おらしょ こころ旅

Vol.272

ラグビーワールドカップ

2019年10月7日 公開

9月20日からラグビーワールドカップ2019日本大会が開催されています。

試合会場やキャンプ地が全国に広がっていることから、地元での盛り上がりもすごいのでしょうね。

そんな中、スコットランドチームの公認キャンプ地である長崎市では、すでにさまざまな交流事業が行われたようです。

スコットランドは、幕末の長崎で近代化に貢献した貿易商トーマス・ブレーク・グラバーの出身地で長崎とゆかりの深いことでも知られています。

グラバーは1859年に長崎にやってきて、1861年にグラバー商会を設立。幕府や各藩に武器や船舶を販売するなど、明治維新の成立に大きな影響を与えました。

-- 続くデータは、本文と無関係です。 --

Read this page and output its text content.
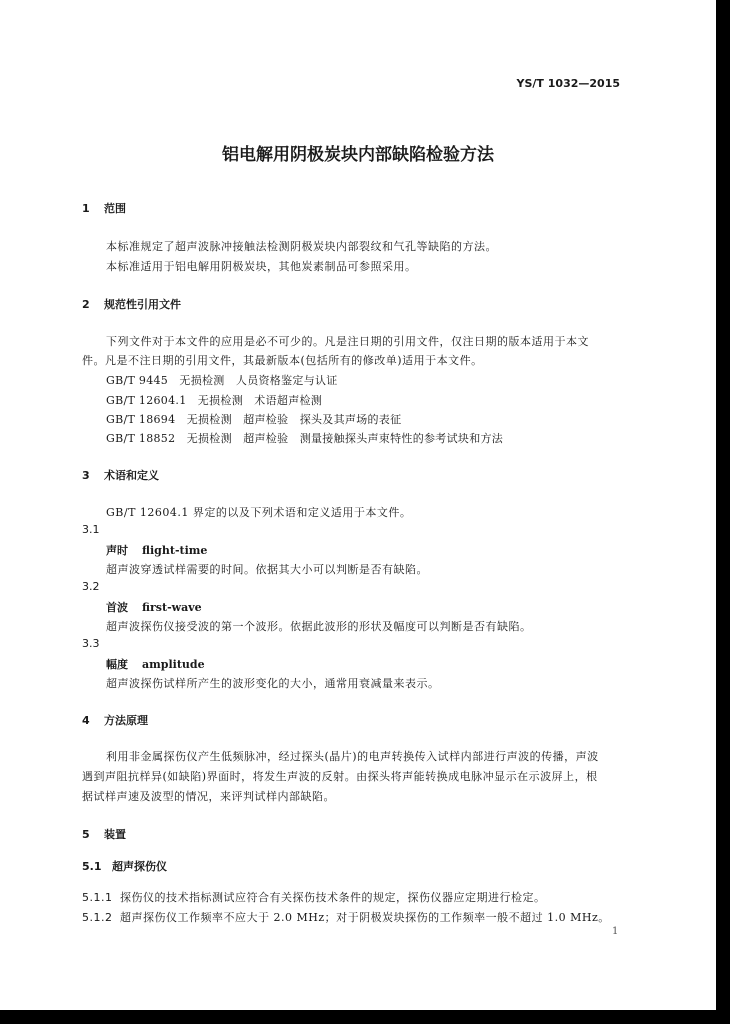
YS/T 1032—2015
铝电解用阴极炭块内部缺陷检验方法
1 范围
本标准规定了超声波脉冲接触法检测阴极炭块内部裂纹和气孔等缺陷的方法。
本标准适用于铝电解用阴极炭块，其他炭素制品可参照采用。
2 规范性引用文件
下列文件对于本文件的应用是必不可少的。凡是注日期的引用文件，仅注日期的版本适用于本文
件。凡是不注日期的引用文件，其最新版本(包括所有的修改单)适用于本文件。
GB/T 9445　无损检测　人员资格鉴定与认证
GB/T 12604.1　无损检测　术语超声检测
GB/T 18694　无损检测　超声检验　探头及其声场的表征
GB/T 18852　无损检测　超声检验　测量接触探头声束特性的参考试块和方法
3 术语和定义
GB/T 12604.1 界定的以及下列术语和定义适用于本文件。
3.1
声时 flight-time
超声波穿透试样需要的时间。依据其大小可以判断是否有缺陷。
3.2
首波 first-wave
超声波探伤仪接受波的第一个波形。依据此波形的形状及幅度可以判断是否有缺陷。
3.3
幅度 amplitude
超声波探伤试样所产生的波形变化的大小，通常用衰减量来表示。
4 方法原理
利用非金属探伤仪产生低频脉冲，经过探头(晶片)的电声转换传入试样内部进行声波的传播，声波
遇到声阻抗样异(如缺陷)界面时，将发生声波的反射。由探头将声能转换成电脉冲显示在示波屏上，根
据试样声速及波型的情况，来评判试样内部缺陷。
5 装置
5.1 超声探伤仪
5.1.1 探伤仪的技术指标测试应符合有关探伤技术条件的规定，探伤仪器应定期进行检定。
5.1.2 超声探伤仪工作频率不应大于 2.0 MHz；对于阴极炭块探伤的工作频率一般不超过 1.0 MHz。
1
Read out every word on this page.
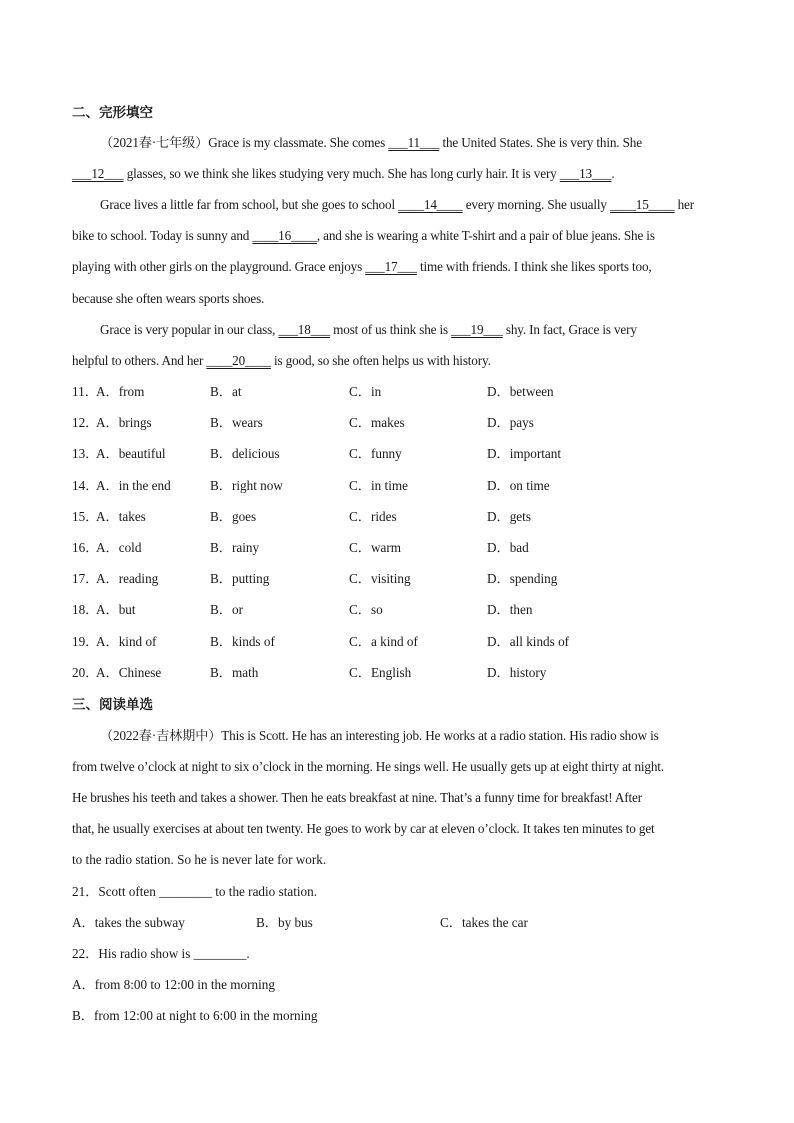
二、完形填空
（2021春·七年级）Grace is my classmate. She comes ___11___ the United States. She is very thin. She
___12___ glasses, so we think she likes studying very much. She has long curly hair. It is very ___13___.
Grace lives a little far from school, but she goes to school ____14____ every morning. She usually ____15____ her
bike to school. Today is sunny and ____16____, and she is wearing a white T-shirt and a pair of blue jeans. She is
playing with other girls on the playground. Grace enjoys ___17___ time with friends. I think she likes sports too,
because she often wears sports shoes.
Grace is very popular in our class, ___18___ most of us think she is ___19___ shy. In fact, Grace is very
helpful to others. And her ____20____ is good, so she often helps us with history.
11．
A．from	B．at	C．in	D．between
12．
A．brings	B．wears	C．makes	D．pays
13．
A．beautiful	B．delicious	C．funny	D．important
14．
A．in the end	B．right now	C．in time	D．on time
15．
A．takes	B．goes	C．rides	D．gets
16．
A．cold	B．rainy	C．warm	D．bad
17．
A．reading	B．putting	C．visiting	D．spending
18．
A．but	B．or	C．so	D．then
19．
A．kind of	B．kinds of	C．a kind of	D．all kinds of
20．
A．Chinese	B．math	C．English	D．history
三、阅读单选
（2022春·吉林期中）This is Scott. He has an interesting job. He works at a radio station. His radio show is
from twelve o’clock at night to six o’clock in the morning. He sings well. He usually gets up at eight thirty at night.
He brushes his teeth and takes a shower. Then he eats breakfast at nine. That’s a funny time for breakfast! After
that, he usually exercises at about ten twenty. He goes to work by car at eleven o’clock. It takes ten minutes to get
to the radio station. So he is never late for work.
21．Scott often ________ to the radio station.
A．takes the subway	B．by bus	C．takes the car
22．His radio show is ________.
A．from 8:00 to 12:00 in the morning
B．from 12:00 at night to 6:00 in the morning
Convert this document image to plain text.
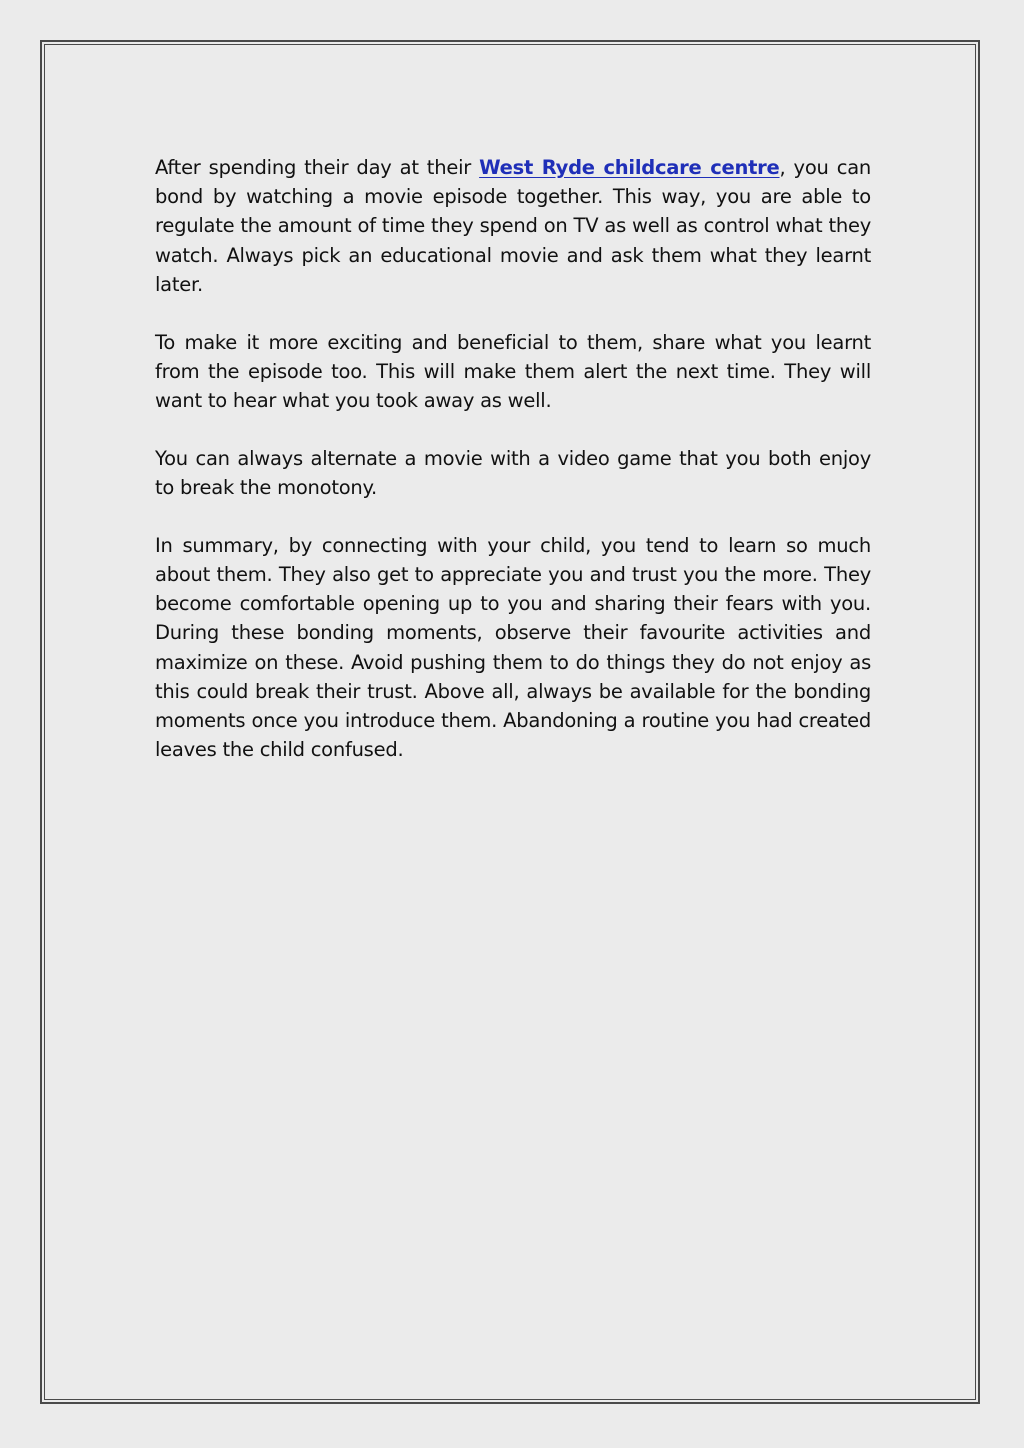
After spending their day at their West Ryde childcare centre, you can bond by watching a movie episode together. This way, you are able to regulate the amount of time they spend on TV as well as control what they watch. Always pick an educational movie and ask them what they learnt later.

To make it more exciting and beneficial to them, share what you learnt from the episode too. This will make them alert the next time. They will want to hear what you took away as well.

You can always alternate a movie with a video game that you both enjoy to break the monotony.

In summary, by connecting with your child, you tend to learn so much about them. They also get to appreciate you and trust you the more. They become comfortable opening up to you and sharing their fears with you. During these bonding moments, observe their favourite activities and maximize on these. Avoid pushing them to do things they do not enjoy as this could break their trust. Above all, always be available for the bonding moments once you introduce them. Abandoning a routine you had created leaves the child confused.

旧グラバー住宅が完成したのは1863年。この建設に携わったのが天草出身の大工 小山秀之進で、翌年に誕生した大浦天主堂の建設を請け負ったのも彼だといわれています。

世界文化遺産「明治日本の産業革命遺産」の構成資産である旧グラバー住宅と、「長崎と天草地方の潜伏キリシタン関連遺産」のひとつである大浦天主堂。

長崎市南山手に建つ二つの建物が世界文化遺産に登録されたことは、地元の皆さんにとって誇りを感じる嬉しい出来事だったのでしょうね。

さて、現在開催中のラグビーワールドカップは、今週も兵庫県神戸市、埼玉県熊谷市、静岡県、大分県などで熱戦が繰り広げられます。

そして13日(日)には神奈川県横浜市で日本対スコットランドの試合が行われます。

グラバーさんが生きていたら、どちらを応援するのでしょうね。